# I have to brag..............:D



## Sandie_Zitkus (Aug 10, 2007)

I just measured my waist because I am making a Belly Dancer outfit for a Ren Faire in October (man that's a whole other story) and last time I measured I was 69 inches --- I am now 62!!!!!!!!!!! This no fat diet is working. Too bad it's because of my gall bladder. I think I will not be adding too much fat back into my diet after I have it out. I am also thinking of going Veg. 

I need to say - yippee!!!


----------



## kr7 (Aug 10, 2007)

Good for you, Sandie! Did you have to cut out absolutely all fat?
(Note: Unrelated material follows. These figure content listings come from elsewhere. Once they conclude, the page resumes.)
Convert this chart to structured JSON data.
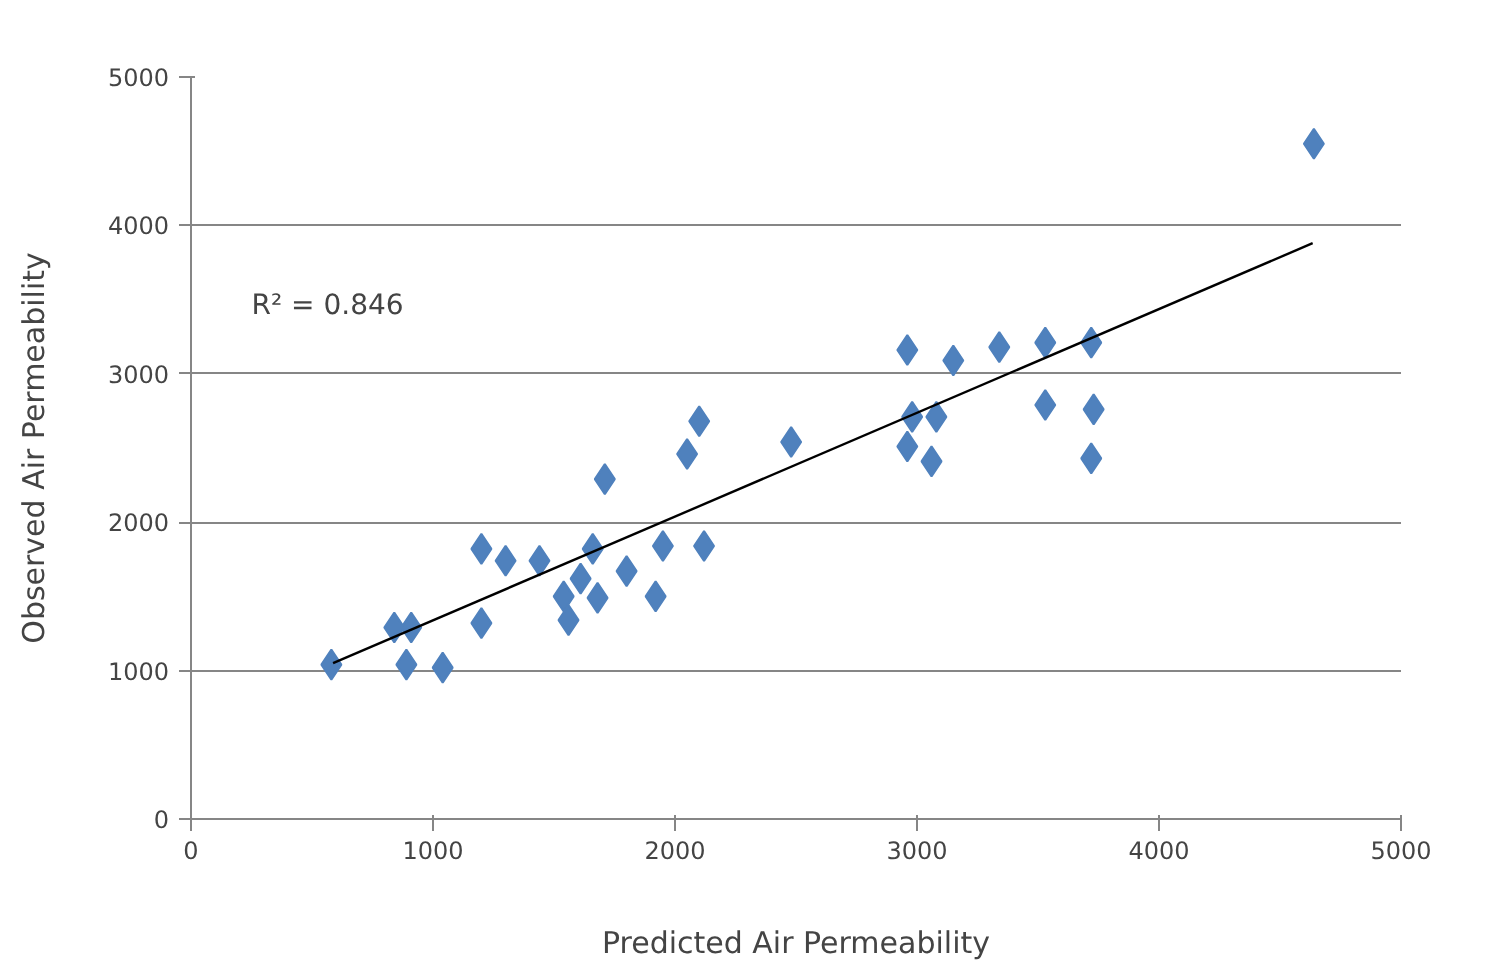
{
  "chart_data": {
    "type": "scatter",
    "xlabel": "Predicted Air Permeability",
    "ylabel": "Observed Air Permeability",
    "annotations": [
      "R² = 0.846"
    ],
    "xlim": [
      0,
      5000
    ],
    "xticks": [
      0,
      1000,
      2000,
      3000,
      4000,
      5000
    ],
    "ylim": [
      0,
      5000
    ],
    "yticks": [
      0,
      1000,
      2000,
      3000,
      4000,
      5000
    ],
    "grid": "y",
    "series": [
      {
        "color": "#4f81bd",
        "marker": "diamond",
        "x": [
          580,
          840,
          910,
          890,
          1040,
          1200,
          1200,
          1300,
          1440,
          1540,
          1560,
          1610,
          1660,
          1680,
          1710,
          1800,
          1920,
          1950,
          2050,
          2100,
          2120,
          2480,
          4640,
          2960,
          3150,
          3340,
          3530,
          3720,
          2980,
          3080,
          2960,
          3060,
          3530,
          3730,
          3720
        ],
        "values": [
          1040,
          1290,
          1290,
          1040,
          1020,
          1320,
          1820,
          1740,
          1740,
          1500,
          1340,
          1620,
          1820,
          1490,
          2290,
          1670,
          1500,
          1840,
          2460,
          2680,
          1840,
          2540,
          4550,
          3160,
          3090,
          3180,
          3210,
          3210,
          2710,
          2710,
          2510,
          2410,
          2790,
          2760,
          2430
        ]
      },
      {
        "type": "line",
        "color": "#000000",
        "x": [
          587,
          4635
        ],
        "values": [
          1050,
          3880
        ]
      }
    ]
  }
}
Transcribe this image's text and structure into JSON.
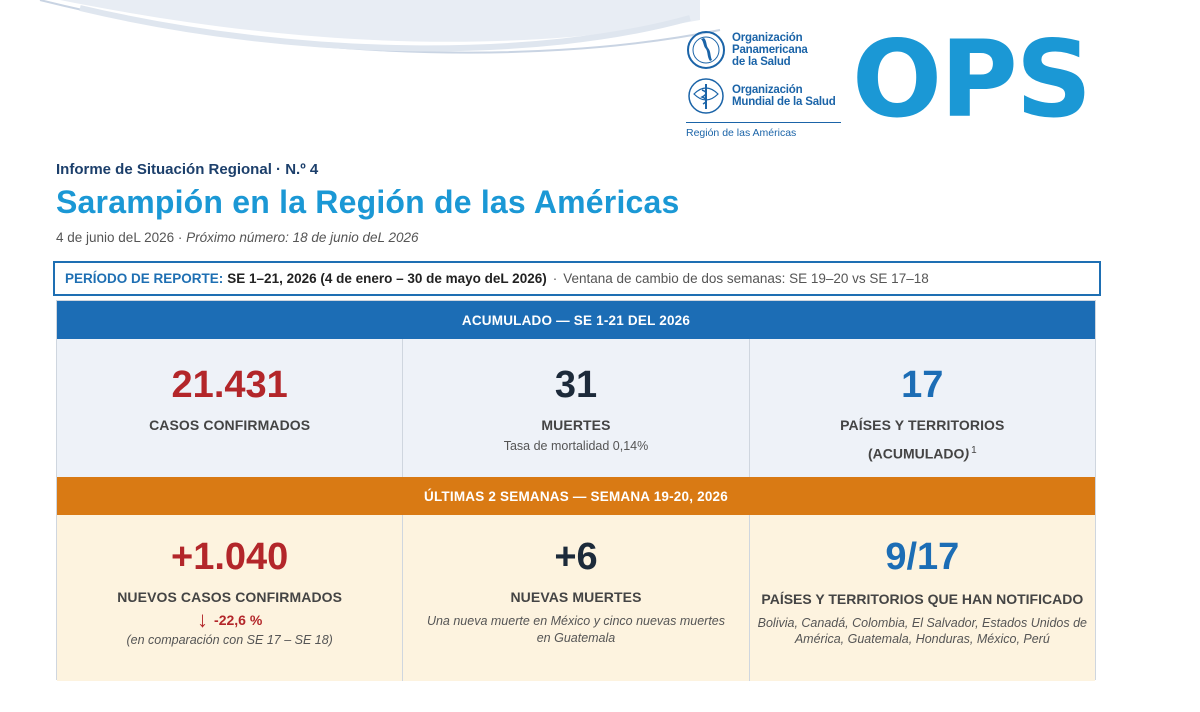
{
  "brand": {
    "paho_line1": "Organización",
    "paho_line2": "Panamericana",
    "paho_line3": "de la Salud",
    "who_line1": "Organización",
    "who_line2": "Mundial de la Salud",
    "region": "Región de las Américas",
    "ops": "OPS",
    "ops_color": "#1b98d5"
  },
  "report": {
    "kicker": "Informe de Situación Regional  · N.º 4",
    "title": "Sarampión en la Región de las Américas",
    "date": "4 de junio deL 2026  ·  ",
    "next": "Próximo número: 18 de junio deL 2026"
  },
  "period": {
    "label": "PERÍODO DE REPORTE:",
    "value": "SE 1–21, 2026 (4 de enero  – 30 de mayo deL 2026)",
    "sep": "·",
    "window": "Ventana de cambio de dos semanas: SE 19–20 vs SE 17–18"
  },
  "cumulative": {
    "band": "ACUMULADO — SE 1-21 DEL 2026",
    "cases_value": "21.431",
    "cases_label": "CASOS CONFIRMADOS",
    "deaths_value": "31",
    "deaths_label": "MUERTES",
    "deaths_note": "Tasa de mortalidad 0,14%",
    "countries_value": "17",
    "countries_label1": "PAÍSES Y TERRITORIOS",
    "countries_label2": "(ACUMULADO",
    "countries_paren": ")",
    "countries_sup": "1"
  },
  "recent": {
    "band": "ÚLTIMAS 2 SEMANAS — SEMANA 19-20, 2026",
    "cases_value": "+1.040",
    "cases_label": "NUEVOS CASOS CONFIRMADOS",
    "arrow": "↓",
    "change": "-22,6 %",
    "compare": "(en comparación con SE 17 – SE 18)",
    "deaths_value": "+6",
    "deaths_label": "NUEVAS MUERTES",
    "deaths_note": "Una nueva muerte en México y cinco nuevas muertes en Guatemala",
    "countries_value": "9/17",
    "countries_label": "PAÍSES Y TERRITORIOS QUE HAN NOTIFICADO",
    "countries_list": "Bolivia, Canadá, Colombia, El Salvador, Estados Unidos de América, Guatemala, Honduras, México, Perú"
  },
  "colors": {
    "blue_band": "#1c6db5",
    "orange_band": "#d97a14",
    "red_value": "#b3262a",
    "title_blue": "#1b98d5"
  }
}
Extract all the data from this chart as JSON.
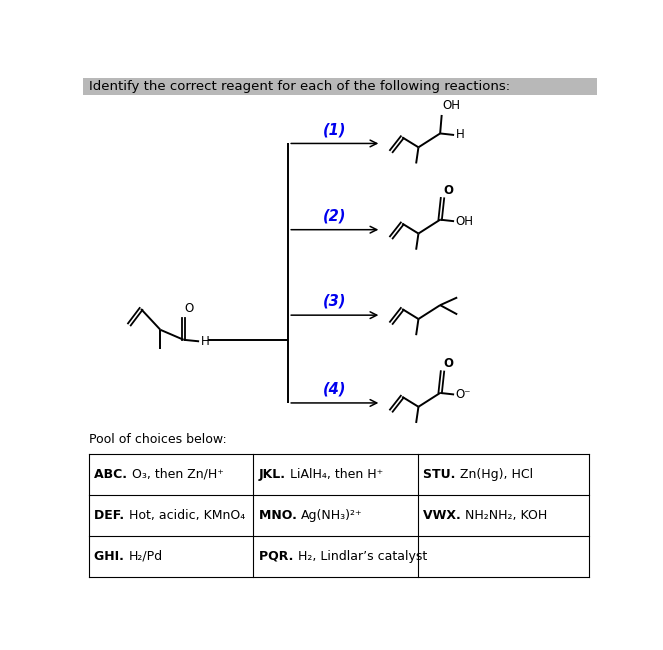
{
  "title": "Identify the correct reagent for each of the following reactions:",
  "title_bg": "#b8b8b8",
  "pool_label": "Pool of choices below:",
  "reactions": [
    "(1)",
    "(2)",
    "(3)",
    "(4)"
  ],
  "reaction_color": "#0000ee",
  "figsize": [
    6.63,
    6.5
  ],
  "dpi": 100,
  "table_rows": [
    [
      [
        "ABC. ",
        "O₃, then Zn/H⁺"
      ],
      [
        "JKL. ",
        "LiAlH₄, then H⁺"
      ],
      [
        "STU. ",
        "Zn(Hg), HCl"
      ]
    ],
    [
      [
        "DEF. ",
        "Hot, acidic, KMnO₄"
      ],
      [
        "MNO. ",
        "Ag(NH₃)²⁺"
      ],
      [
        "VWX. ",
        "NH₂NH₂, KOH"
      ]
    ],
    [
      [
        "GHI. ",
        "H₂/Pd"
      ],
      [
        "PQR. ",
        "H₂, Lindlar’s catalyst"
      ],
      [
        "",
        ""
      ]
    ]
  ]
}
I'm a vegetarian, and I would find it very difficult to go without fat (I use a lot of veg oils, and inordinate amounts of cheese), so it might be a challenge if you decide to go that way, but then again I have a cheese thing.  

Chris


----------



## AnnMarie (Aug 10, 2007)

Good for you, Sandie, I hope it's adding to greater comfort and mobility for you.


----------



## Sandie_Zitkus (Aug 10, 2007)

kr7 said:


> Good for you, Sandie! Did you have to cut out absolutely all fat? I'm a vegetarian, and I would find it very difficult to go without fat (I use a lot of veg oils, and inordinate amounts of cheese), so it might be a challenge if you decide to go that way, but then again I have a cheese thing.
> 
> Chris




Right now because of the gal bladder it is no fat. But after it is gone I will be adding olive oil back but I can't eat cheese anyway - lactose intolerant. I thinking - eggs and fish veg.


----------



## Sandie_Zitkus (Aug 10, 2007)

AnnMarie said:


> Good for you, Sandie, I hope it's adding to greater comfort and mobility for you.




Thank you AnnMarie!


----------